Chapter 25 Key Takeaways: Algorithm Design Strategies

1. Three strategies cover most optimization problems. Divide and conquer for independent sub-problems, greedy for locally optimal choices, dynamic programming for overlapping sub-problems.

2. Divide and conquer splits, solves, and combines. It produces O(n log n) algorithms like merge sort and binary search. The sub-problems must be independent.

3. Greedy is fast but fragile. It works beautifully when the greedy choice property holds (activity selection, fractional knapsack) and fails silently when it does not (0/1 knapsack, some coin change problems). Always prove or test correctness.

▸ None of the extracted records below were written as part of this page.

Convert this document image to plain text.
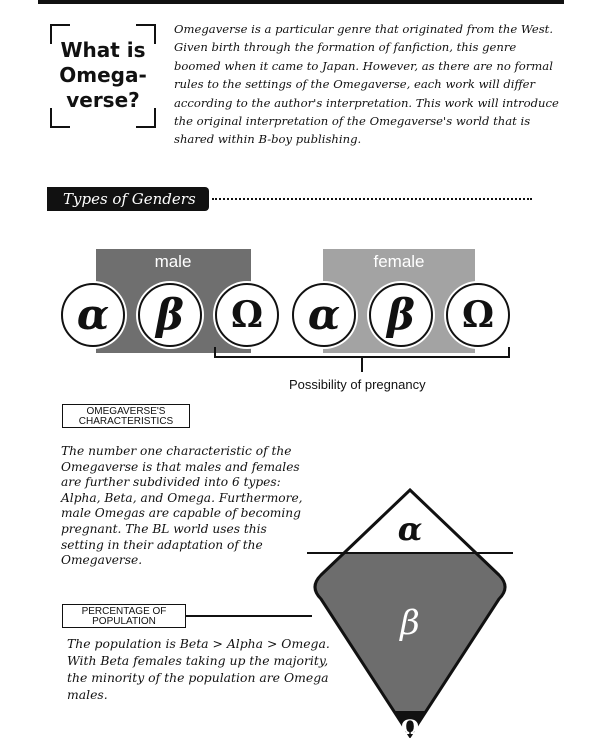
What is
Omega-
verse?

Omegaverse is a particular genre that originated from the West. Given birth through the formation of fanfiction, this genre boomed when it came to Japan. However, as there are no formal rules to the settings of the Omegaverse, each work will differ according to the author's interpretation. This work will introduce the original interpretation of the Omegaverse's world that is shared within B-boy publishing.

Types of Genders
male	female
α	β	Ω	α	β	Ω
Possibility of pregnancy
OMEGAVERSE'S CHARACTERISTICS

The number one characteristic of the Omegaverse is that males and females are further subdivided into 6 types: Alpha, Beta, and Omega. Furthermore, male Omegas are capable of becoming pregnant. The BL world uses this setting in their adaptation of the Omegaverse.

PERCENTAGE OF POPULATION

The population is Beta > Alpha > Omega. With Beta females taking up the majority, the minority of the population are Omega males.

α
β
Ω
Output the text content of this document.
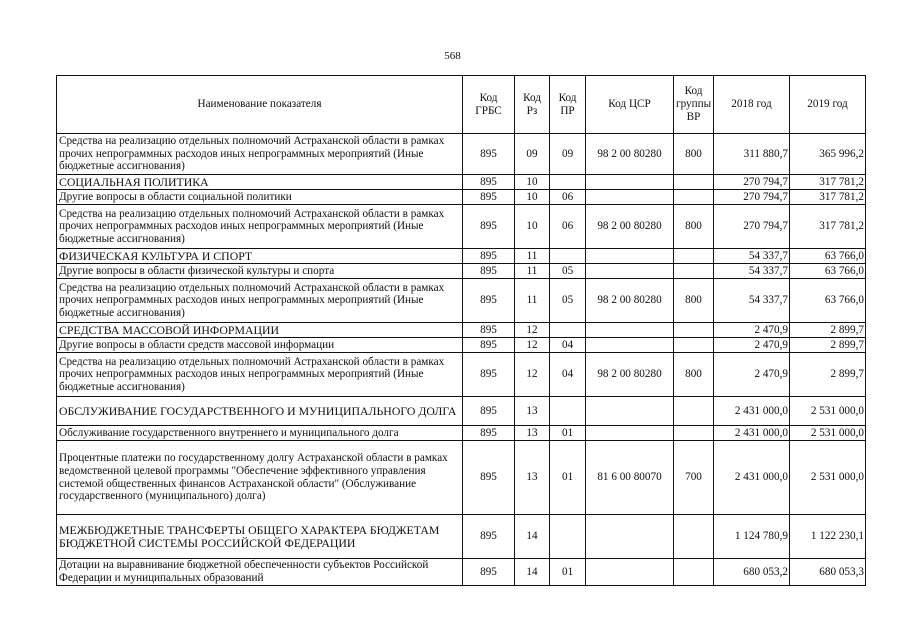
568
Наименование показателя	Код ГРБС	Код Рз	Код ПР	Код ЦСР	Код группы ВР	2018 год	2019 год
Средства на реализацию отдельных полномочий Астраханской области в рамках прочих непрограммных расходов иных непрограммных мероприятий (Иные бюджетные ассигнования)	895	09	09	98 2 00 80280	800	311 880,7	365 996,2
СОЦИАЛЬНАЯ ПОЛИТИКА	895	10				270 794,7	317 781,2
Другие вопросы в области социальной политики	895	10	06			270 794,7	317 781,2
Средства на реализацию отдельных полномочий Астраханской области в рамках прочих непрограммных расходов иных непрограммных мероприятий (Иные бюджетные ассигнования)	895	10	06	98 2 00 80280	800	270 794,7	317 781,2
ФИЗИЧЕСКАЯ КУЛЬТУРА И СПОРТ	895	11				54 337,7	63 766,0
Другие вопросы в области физической культуры и спорта	895	11	05			54 337,7	63 766,0
Средства на реализацию отдельных полномочий Астраханской области в рамках прочих непрограммных расходов иных непрограммных мероприятий (Иные бюджетные ассигнования)	895	11	05	98 2 00 80280	800	54 337,7	63 766,0
СРЕДСТВА МАССОВОЙ ИНФОРМАЦИИ	895	12				2 470,9	2 899,7
Другие вопросы в области средств массовой информации	895	12	04			2 470,9	2 899,7
Средства на реализацию отдельных полномочий Астраханской области в рамках прочих непрограммных расходов иных непрограммных мероприятий (Иные бюджетные ассигнования)	895	12	04	98 2 00 80280	800	2 470,9	2 899,7
ОБСЛУЖИВАНИЕ ГОСУДАРСТВЕННОГО И МУНИЦИПАЛЬНОГО ДОЛГА	895	13				2 431 000,0	2 531 000,0
Обслуживание государственного внутреннего и муниципального долга	895	13	01			2 431 000,0	2 531 000,0
Процентные платежи по государственному долгу Астраханской области в рамках ведомственной целевой программы "Обеспечение эффективного управления системой общественных финансов Астраханской области" (Обслуживание государственного (муниципального) долга)	895	13	01	81 6 00 80070	700	2 431 000,0	2 531 000,0
МЕЖБЮДЖЕТНЫЕ ТРАНСФЕРТЫ ОБЩЕГО ХАРАКТЕРА БЮДЖЕТАМ БЮДЖЕТНОЙ СИСТЕМЫ РОССИЙСКОЙ ФЕДЕРАЦИИ	895	14				1 124 780,9	1 122 230,1
Дотации на выравнивание бюджетной обеспеченности субъектов Российской Федерации и муниципальных образований	895	14	01			680 053,2	680 053,3
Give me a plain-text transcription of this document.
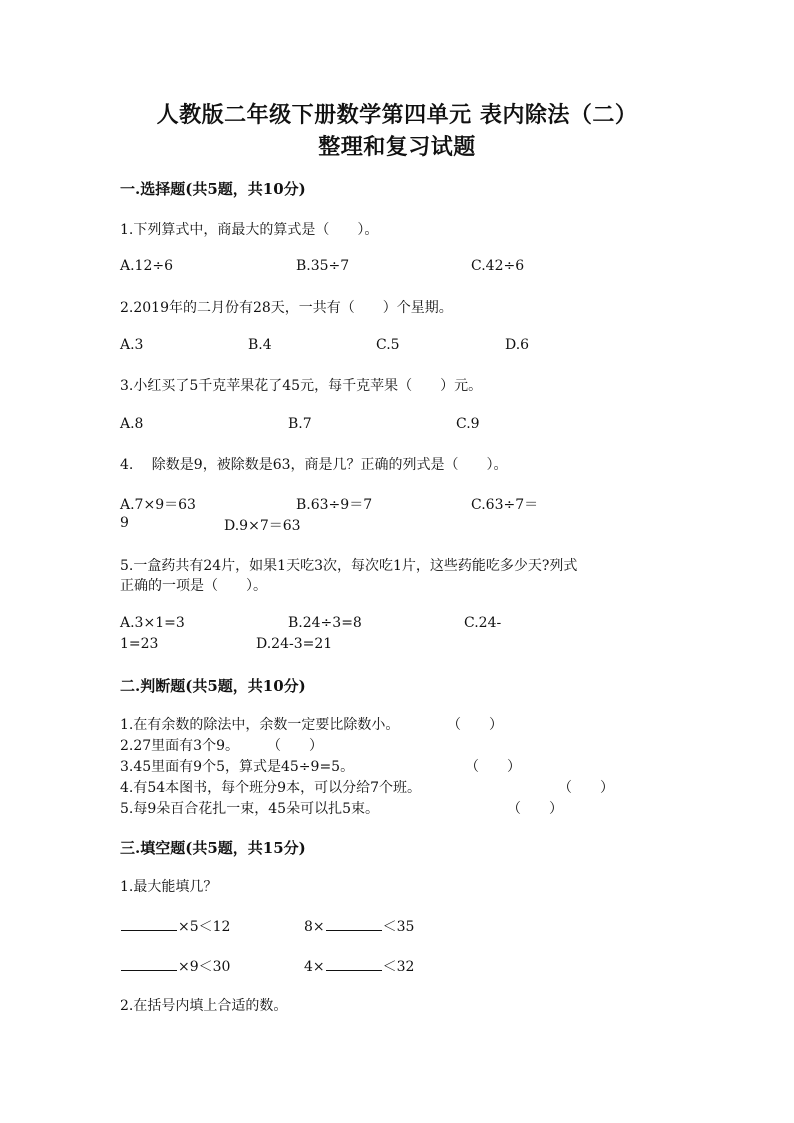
人教版二年级下册数学第四单元 表内除法（二）
整理和复习试题
一.选择题(共5题，共10分)
1.下列算式中，商最大的算式是（　　）。
A.12÷6	B.35÷7	C.42÷6
2.2019年的二月份有28天，一共有（　　）个星期。
A.3	B.4	C.5	D.6
3.小红买了5千克苹果花了45元，每千克苹果（　　）元。
A.8	B.7	C.9
4.　 除数是9，被除数是63，商是几？正确的列式是（　　）。
A.7×9＝63	B.63÷9＝7	C.63÷7＝
9	D.9×7＝63
5.一盒药共有24片，如果1天吃3次，每次吃1片，这些药能吃多少天?列式
正确的一项是（　　）。
A.3×1=3	B.24÷3=8	C.24-
1=23	D.24-3=21
二.判断题(共5题，共10分)
1.在有余数的除法中，余数一定要比除数小。	（　　）
2.27里面有3个9。 （　　）
3.45里面有9个5，算式是45÷9=5。	（　　）
4.有54本图书，每个班分9本，可以分给7个班。	（　　）
5.每9朵百合花扎一束，45朵可以扎5束。	（　　）
三.填空题(共5题，共15分)
1.最大能填几？
×5＜12	8×	＜35
×9＜30	4×	＜32
2.在括号内填上合适的数。
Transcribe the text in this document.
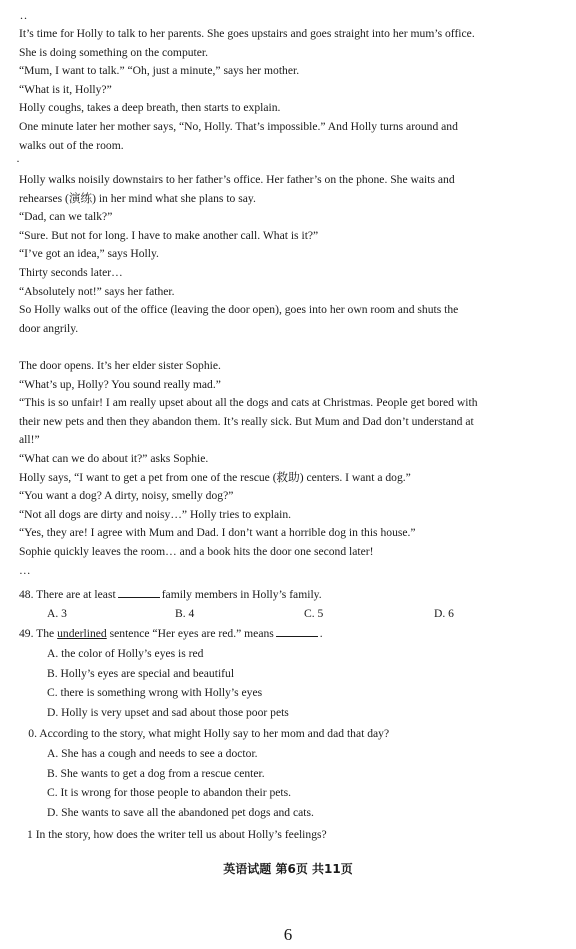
..
It’s time for Holly to talk to her parents. She goes upstairs and goes straight into her mum’s office.
She is doing something on the computer.
“Mum, I want to talk.” “Oh, just a minute,” says her mother.
“What is it, Holly?”
Holly coughs, takes a deep breath, then starts to explain.
One minute later her mother says, “No, Holly. That’s impossible.” And Holly turns around and
walks out of the room.
·
Holly walks noisily downstairs to her father’s office. Her father’s on the phone. She waits and
rehearses (演练) in her mind what she plans to say.
“Dad, can we talk?”
“Sure. But not for long. I have to make another call. What is it?”
“I’ve got an idea,” says Holly.
Thirty seconds later…
“Absolutely not!” says her father.
So Holly walks out of the office (leaving the door open), goes into her own room and shuts the
door angrily.
The door opens. It’s her elder sister Sophie.
“What’s up, Holly? You sound really mad.”
“This is so unfair! I am really upset about all the dogs and cats at Christmas. People get bored with
their new pets and then they abandon them. It’s really sick. But Mum and Dad don’t understand at
all!”
“What can we do about it?” asks Sophie.
Holly says, “I want to get a pet from one of the rescue (救助) centers. I want a dog.”
“You want a dog? A dirty, noisy, smelly dog?”
“Not all dogs are dirty and noisy…” Holly tries to explain.
“Yes, they are! I agree with Mum and Dad. I don’t want a horrible dog in this house.”
Sophie quickly leaves the room… and a book hits the door one second later!
…
48. There are at least	family members in Holly’s family.
A. 3	B. 4	C. 5	D. 6
49. The underlined sentence “Her eyes are red.” means	.
A. the color of Holly’s eyes is red
B. Holly’s eyes are special and beautiful
C. there is something wrong with Holly’s eyes
D. Holly is very upset and sad about those poor pets
0. According to the story, what might Holly say to her mom and dad that day?
A. She has a cough and needs to see a doctor.
B. She wants to get a dog from a rescue center.
C. It is wrong for those people to abandon their pets.
D. She wants to save all the abandoned pet dogs and cats.
1 In the story, how does the writer tell us about Holly’s feelings?
英语试题 第6页 共11页
6
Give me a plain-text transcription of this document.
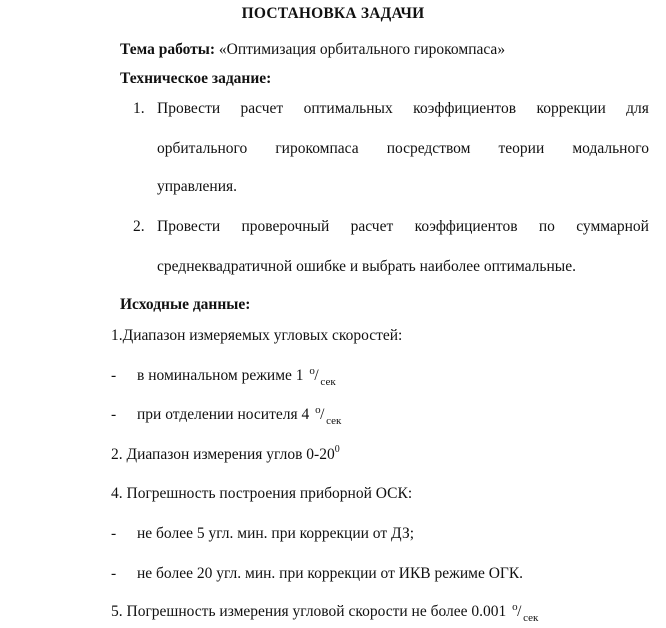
ПОСТАНОВКА ЗАДАЧИ
Тема работы: «Оптимизация орбитального гирокомпаса»
Техническое задание:
1. Провести расчет оптимальных коэффициентов коррекции для
орбитального гирокомпаса посредством теории модального
управления.
2. Провести проверочный расчет коэффициентов по суммарной
среднеквадратичной ошибке и выбрать наиболее оптимальные.
Исходные данные:
1.Диапазон измеряемых угловых скоростей:
- в номинальном режиме 1 о / сек
- при отделении носителя 4 о / сек
2. Диапазон измерения углов $0-20^0$
4. Погрешность построения приборной ОСК:
- не более 5 угл. мин. при коррекции от ДЗ;
- не более 20 угл. мин. при коррекции от ИКВ режиме ОГК.
5. Погрешность измерения угловой скорости не более 0.001 о / сек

4. Dynamic programming trades memory for time. By storing solutions to overlapping sub-problems, DP transforms exponential brute-force solutions into polynomial-time algorithms.

5. Memoization and tabulation are two faces of DP. Memoization (top-down) is easier to write. Tabulation (bottom-up) avoids recursion overhead. Both produce the same results.

6. Optimal substructure is the key DP property. A problem has optimal substructure if its optimal solution contains optimal solutions to its sub-problems. Without this property, DP cannot guarantee optimality.

7. The 0/1 knapsack is the canonical DP problem. It demonstrates why greedy fails on discrete choices and how DP's table-building approach finds the true optimum.

8. LCS (longest common subsequence) demonstrates DP on strings. The 2D table fills in O(m x n) time, and the subsequence is recovered by tracing back through the table.

9. Always verify greedy solutions against brute force or DP on small inputs. A greedy algorithm that produces the right answer for one input may fail on another.

10. Choosing the right strategy is itself a skill. It requires recognizing the problem's structure: are sub-problems independent or overlapping? Is there a greedy property? Does the problem have optimal substructure? This recognition comes with practice.